La nieve va desapareciendo poco a poco de los valles, los senderos recuperan su accesibilidad y los bosques comienzan a mostrar los primeros colores intensos de la primavera. Es una época ideal para combinar paseos de montaña, conocer algo de patrimonio histórico y caminar por la naturaleza sin la afluencia de gente que hay en los meses de invierno.
Senderismo en la Selva de Oza
Durante el puente de mayo, muchas rutas de media montaña ya están abiertas y permiten recorrer algunos de los paisajes más representativos del Pirineo aragonés. Entre las opciones más recomendadas destacan los itinerarios del valle del Aragón, los senderos de la Selva de Oza o las rutas hacia ibones accesibles como el de Estanés, siempre consultando previamente el estado del terreno. Además, esta zona está próxima a los hoteles en Canfranc, por lo que es una oportunidad ideal para aprovechar al máximo de estos paisajes.
También es un momento excelente para recorrer los antiguos caminos tradicionales entre pueblos del valle, que permiten descubrir ermitas, bordas ganaderas y miradores naturales sin grandes desniveles.
Patrimonio histórico y arquitectura del Pirineo
Muy cerca, la ciudad de Jaca ofrece un interesante recorrido por su legado medieval, con espacios como la Ciudadela, la catedral románica o su casco histórico. Por ello, alojarse en un hotel en Jaca permite combinar fácilmente excursiones culturales con salidas a la montaña en una misma jornada.
Además del atractivo natural, el Pirineo Aragonés conserva un importante patrimonio histórico vinculado a su papel como territorio de paso entre la península y Europa. Uno de los enclaves más destacados es la Estación Internacional de Canfranc, uno de los edificios ferroviarios más emblemáticos del sur de Europa, actualmente en proceso de recuperación patrimonial.

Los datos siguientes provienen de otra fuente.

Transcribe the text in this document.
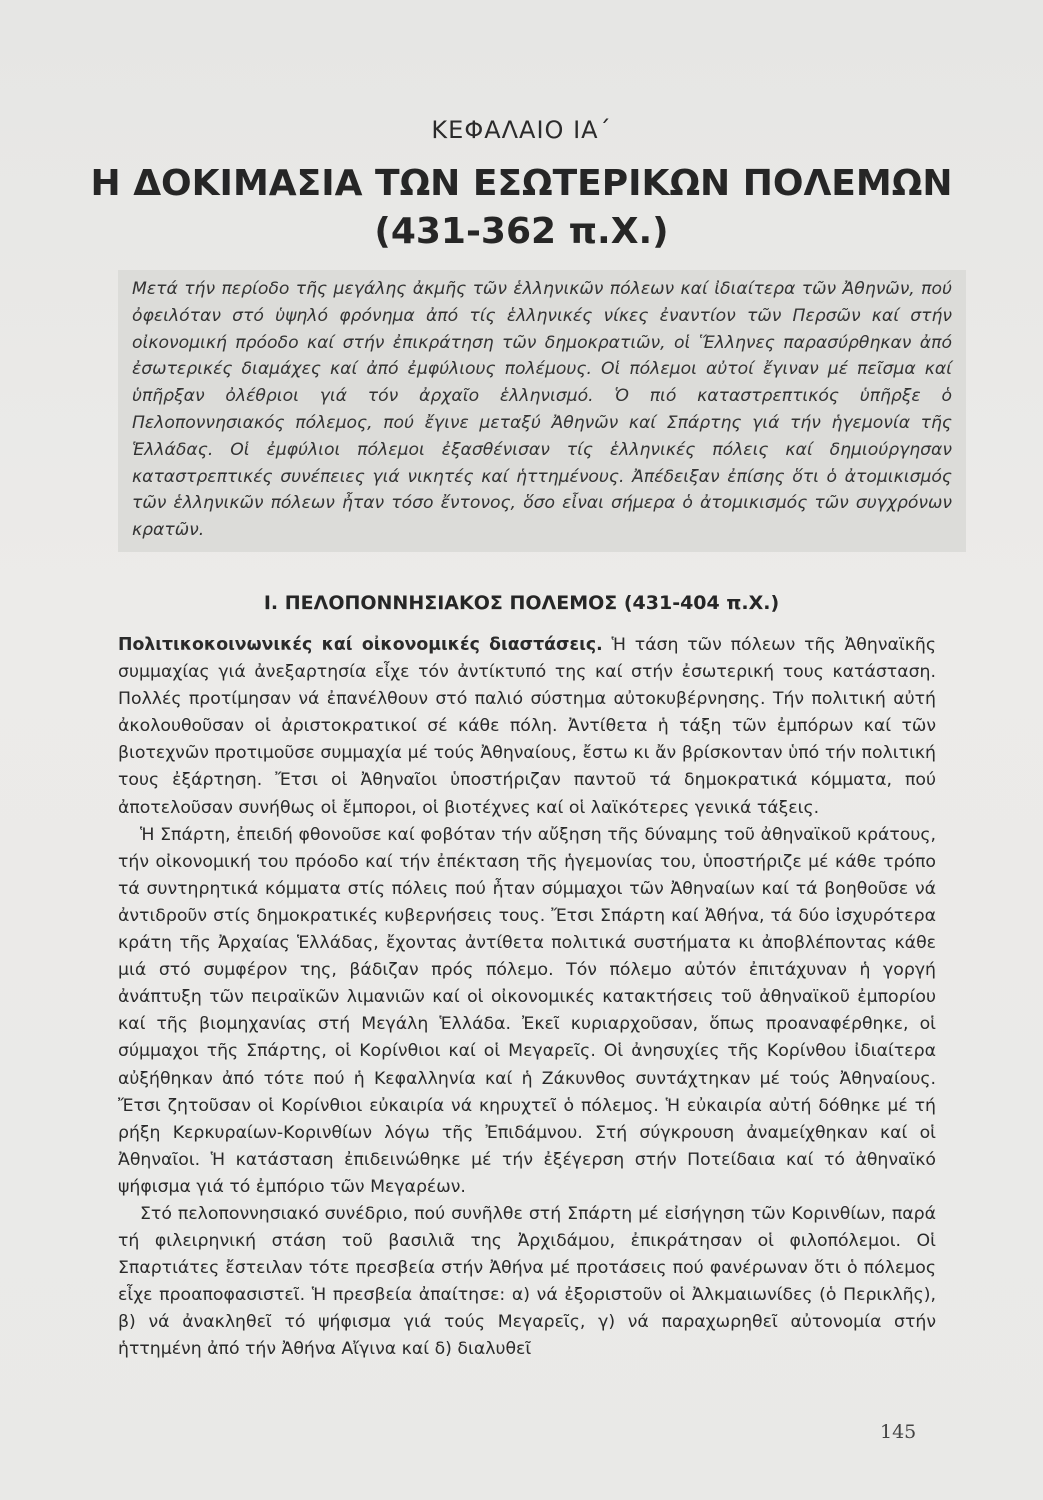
ΚΕΦΑΛΑΙΟ ΙΑ΄
Η ΔΟΚΙΜΑΣΙΑ ΤΩΝ ΕΣΩΤΕΡΙΚΩΝ ΠΟΛΕΜΩΝ
(431-362 π.Χ.)
Μετά τήν περίοδο τῆς μεγάλης ἀκμῆς τῶν ἑλληνικῶν πόλεων καί ἰδιαίτερα τῶν Ἀθηνῶν, πού ὀφειλόταν στό ὑψηλό φρόνημα ἀπό τίς ἑλληνικές νίκες ἐναντίον τῶν Περσῶν καί στήν οἰκονομική πρόοδο καί στήν ἐπικράτηση τῶν δημοκρατιῶν, οἱ Ἕλληνες παρασύρθηκαν ἀπό ἐσωτερικές διαμάχες καί ἀπό ἐμφύλιους πολέμους. Οἱ πόλεμοι αὐτοί ἔγιναν μέ πεῖσμα καί ὑπῆρξαν ὀλέθριοι γιά τόν ἀρχαῖο ἑλληνισμό. Ὁ πιό καταστρεπτικός ὑπῆρξε ὁ Πελοποννησιακός πόλεμος, πού ἔγινε μεταξύ Ἀθηνῶν καί Σπάρτης γιά τήν ἡγεμονία τῆς Ἑλλάδας. Οἱ ἐμφύλιοι πόλεμοι ἐξασθένισαν τίς ἑλληνικές πόλεις καί δημιούργησαν καταστρεπτικές συνέπειες γιά νικητές καί ἡττημένους. Ἀπέδειξαν ἐπίσης ὅτι ὁ ἀτομικισμός τῶν ἑλληνικῶν πόλεων ἦταν τόσο ἔντονος, ὅσο εἶναι σήμερα ὁ ἀτομικισμός τῶν συγχρόνων κρατῶν.
Ι. ΠΕΛΟΠΟΝΝΗΣΙΑΚΟΣ ΠΟΛΕΜΟΣ (431-404 π.Χ.)

Πολιτικοκοινωνικές καί οἰκονομικές διαστάσεις. Ἡ τάση τῶν πόλεων τῆς Ἀθηναϊκῆς συμμαχίας γιά ἀνεξαρτησία εἶχε τόν ἀντίκτυπό της καί στήν ἐσωτερική τους κατάσταση. Πολλές προτίμησαν νά ἐπανέλθουν στό παλιό σύστημα αὐτοκυβέρνησης. Τήν πολιτική αὐτή ἀκολουθοῦσαν οἱ ἀριστοκρατικοί σέ κάθε πόλη. Ἀντίθετα ἡ τάξη τῶν ἐμπόρων καί τῶν βιοτεχνῶν προτιμοῦσε συμμαχία μέ τούς Ἀθηναίους, ἔστω κι ἄν βρίσκονταν ὑπό τήν πολιτική τους ἐξάρτηση. Ἔτσι οἱ Ἀθηναῖοι ὑποστήριζαν παντοῦ τά δημοκρατικά κόμματα, πού ἀποτελοῦσαν συνήθως οἱ ἔμποροι, οἱ βιοτέχνες καί οἱ λαϊκότερες γενικά τάξεις.

Ἡ Σπάρτη, ἐπειδή φθονοῦσε καί φοβόταν τήν αὔξηση τῆς δύναμης τοῦ ἀθηναϊκοῦ κράτους, τήν οἰκονομική του πρόοδο καί τήν ἐπέκταση τῆς ἡγεμονίας του, ὑποστήριζε μέ κάθε τρόπο τά συντηρητικά κόμματα στίς πόλεις πού ἦταν σύμμαχοι τῶν Ἀθηναίων καί τά βοηθοῦσε νά ἀντιδροῦν στίς δημοκρατικές κυβερνήσεις τους. Ἔτσι Σπάρτη καί Ἀθήνα, τά δύο ἰσχυρότερα κράτη τῆς Ἀρχαίας Ἑλλάδας, ἔχοντας ἀντίθετα πολιτικά συστήματα κι ἀποβλέποντας κάθε μιά στό συμφέρον της, βάδιζαν πρός πόλεμο. Τόν πόλεμο αὐτόν ἐπιτάχυναν ἡ γοργή ἀνάπτυξη τῶν πειραϊκῶν λιμανιῶν καί οἱ οἰκονομικές κατακτήσεις τοῦ ἀθηναϊκοῦ ἐμπορίου καί τῆς βιομηχανίας στή Μεγάλη Ἑλλάδα. Ἐκεῖ κυριαρχοῦσαν, ὅπως προαναφέρθηκε, οἱ σύμμαχοι τῆς Σπάρτης, οἱ Κορίνθιοι καί οἱ Μεγαρεῖς. Οἱ ἀνησυχίες τῆς Κορίνθου ἰδιαίτερα αὐξήθηκαν ἀπό τότε πού ἡ Κεφαλληνία καί ἡ Ζάκυνθος συντάχτηκαν μέ τούς Ἀθηναίους. Ἔτσι ζητοῦσαν οἱ Κορίνθιοι εὐκαιρία νά κηρυχτεῖ ὁ πόλεμος. Ἡ εὐκαιρία αὐτή δόθηκε μέ τή ρήξη Κερκυραίων-Κορινθίων λόγω τῆς Ἐπιδάμνου. Στή σύγκρουση ἀναμείχθηκαν καί οἱ Ἀθηναῖοι. Ἡ κατάσταση ἐπιδεινώθηκε μέ τήν ἐξέγερση στήν Ποτείδαια καί τό ἀθηναϊκό ψήφισμα γιά τό ἐμπόριο τῶν Μεγαρέων.

Στό πελοποννησιακό συνέδριο, πού συνῆλθε στή Σπάρτη μέ εἰσήγηση τῶν Κορινθίων, παρά τή φιλειρηνική στάση τοῦ βασιλιᾶ της Ἀρχιδάμου, ἐπικράτησαν οἱ φιλοπόλεμοι. Οἱ Σπαρτιάτες ἔστειλαν τότε πρεσβεία στήν Ἀθήνα μέ προτάσεις πού φανέρωναν ὅτι ὁ πόλεμος εἶχε προαποφασιστεῖ. Ἡ πρεσβεία ἀπαίτησε: α) νά ἐξοριστοῦν οἱ Ἀλκμαιωνίδες (ὁ Περικλῆς), β) νά ἀνακληθεῖ τό ψήφισμα γιά τούς Μεγαρεῖς, γ) νά παραχωρηθεῖ αὐτονομία στήν ἡττημένη ἀπό τήν Ἀθήνα Αἴγινα καί δ) διαλυθεῖ

145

También resultan especialmente recomendables las visitas a pueblos tradicionales como Hecho o Ansó, donde la arquitectura pirenaica mantiene todavía una fuerte identidad histórica.

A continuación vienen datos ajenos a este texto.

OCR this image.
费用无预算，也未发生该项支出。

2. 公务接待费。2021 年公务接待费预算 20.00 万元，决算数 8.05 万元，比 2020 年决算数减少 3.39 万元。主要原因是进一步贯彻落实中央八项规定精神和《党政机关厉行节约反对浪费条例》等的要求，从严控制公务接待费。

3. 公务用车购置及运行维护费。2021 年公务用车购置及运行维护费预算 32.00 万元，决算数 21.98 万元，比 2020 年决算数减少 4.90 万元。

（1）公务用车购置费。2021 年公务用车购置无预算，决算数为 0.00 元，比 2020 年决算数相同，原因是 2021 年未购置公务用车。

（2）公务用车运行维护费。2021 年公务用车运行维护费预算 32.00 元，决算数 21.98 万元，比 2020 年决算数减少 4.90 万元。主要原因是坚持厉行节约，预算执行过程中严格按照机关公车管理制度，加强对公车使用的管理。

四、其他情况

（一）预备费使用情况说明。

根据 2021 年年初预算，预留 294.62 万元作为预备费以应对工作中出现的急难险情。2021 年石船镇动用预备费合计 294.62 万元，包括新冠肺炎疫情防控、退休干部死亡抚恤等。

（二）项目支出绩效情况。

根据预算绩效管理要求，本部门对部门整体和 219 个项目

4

Además, desde Jaca pueden realizarse rutas familiares como el paseo hasta la Ermita de San Cristóbal, el sendero hacia el Fuerte de Rapitán, con excelentes vistas del Pirineo occidental, o recorridos interpretativos por el Monte Oroel, uno de los enclaves más representativos del paisaje jacetano en primavera. Los hoteles en Jaca están cerca de muchas de estas ubicaciones, por ello, estas excursiones se convierten en un plan familiar muy recomendable.

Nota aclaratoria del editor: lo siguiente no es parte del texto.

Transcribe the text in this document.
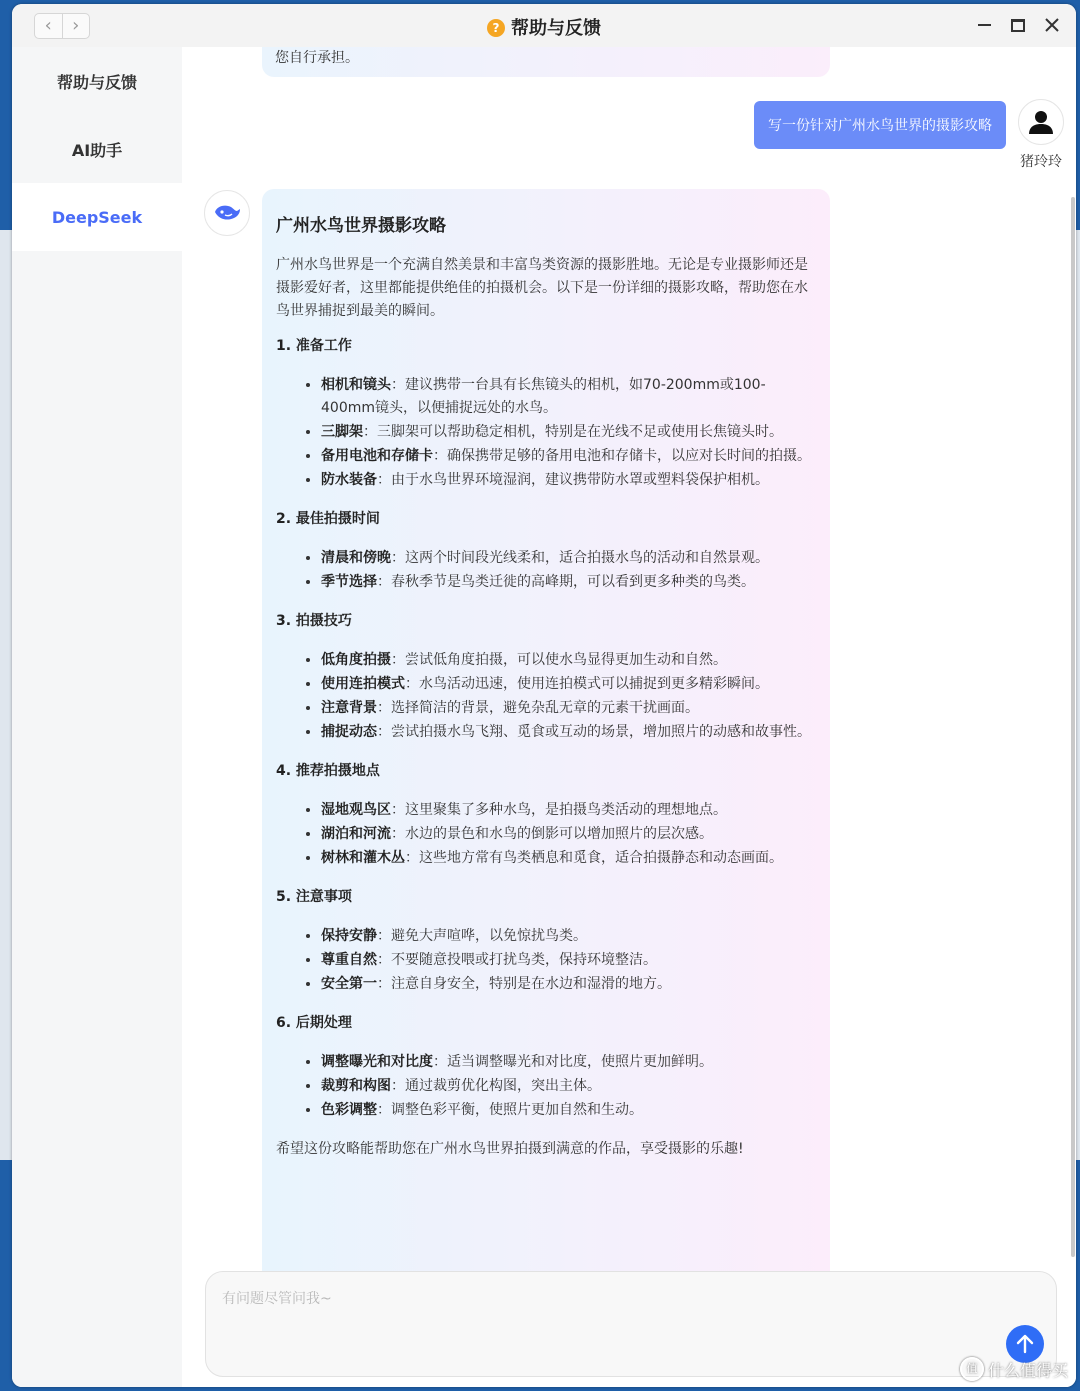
‹	›	? 帮助与反馈
帮助与反馈
AI助手
DeepSeek
您自行承担。
写一份针对广州水鸟世界的摄影攻略
猪玲玲
广州水鸟世界摄影攻略

广州水鸟世界是一个充满自然美景和丰富鸟类资源的摄影胜地。无论是专业摄影师还是摄影爱好者，这里都能提供绝佳的拍摄机会。以下是一份详细的摄影攻略，帮助您在水鸟世界捕捉到最美的瞬间。

1. 准备工作
• 相机和镜头：建议携带一台具有长焦镜头的相机，如70-200mm或100-400mm镜头，以便捕捉远处的水鸟。
• 三脚架：三脚架可以帮助稳定相机，特别是在光线不足或使用长焦镜头时。
• 备用电池和存储卡：确保携带足够的备用电池和存储卡，以应对长时间的拍摄。
• 防水装备：由于水鸟世界环境湿润，建议携带防水罩或塑料袋保护相机。
2. 最佳拍摄时间
• 清晨和傍晚：这两个时间段光线柔和，适合拍摄水鸟的活动和自然景观。
• 季节选择：春秋季节是鸟类迁徙的高峰期，可以看到更多种类的鸟类。
3. 拍摄技巧
• 低角度拍摄：尝试低角度拍摄，可以使水鸟显得更加生动和自然。
• 使用连拍模式：水鸟活动迅速，使用连拍模式可以捕捉到更多精彩瞬间。
• 注意背景：选择简洁的背景，避免杂乱无章的元素干扰画面。
• 捕捉动态：尝试拍摄水鸟飞翔、觅食或互动的场景，增加照片的动感和故事性。
4. 推荐拍摄地点
• 湿地观鸟区：这里聚集了多种水鸟，是拍摄鸟类活动的理想地点。
• 湖泊和河流：水边的景色和水鸟的倒影可以增加照片的层次感。
• 树林和灌木丛：这些地方常有鸟类栖息和觅食，适合拍摄静态和动态画面。
5. 注意事项
• 保持安静：避免大声喧哗，以免惊扰鸟类。
• 尊重自然：不要随意投喂或打扰鸟类，保持环境整洁。
• 安全第一：注意自身安全，特别是在水边和湿滑的地方。
6. 后期处理
• 调整曝光和对比度：适当调整曝光和对比度，使照片更加鲜明。
• 裁剪和构图：通过裁剪优化构图，突出主体。
• 色彩调整：调整色彩平衡，使照片更加自然和生动。

希望这份攻略能帮助您在广州水鸟世界拍摄到满意的作品，享受摄影的乐趣!

有问题尽管问我~
值 什么值得买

Bienestar y descanso en un entorno natural privilegiado
Tras una jornada de actividad en la montaña, este viaje también puede convertirse en una oportunidad para disfrutar de propuestas de descanso vinculadas al entorno natural. En distintos puntos del territorio existen instalaciones de spa dedicadas al bienestar que complementan la experiencia de naturaleza con espacios termales o de relajación integrados en el paisaje.
Un spa en Pirineo Aragonés permite recuperar energía después de rutas de senderismo o excursiones culturales, especialmente en una época del año en la que la climatología sigue siendo cambiante y el contraste térmico del spa con la propio de la montaña aún está presente.
El Pirineo en primavera ofrece así una combinación equilibrada entre actividad al aire libre, patrimonio histórico y descanso en entornos tranquilos, lo que convierte el Puente de mayo en una ocasión especialmente adecuada para descubrir la montaña aragonesa desde una perspectiva pausada y cercana a la naturaleza.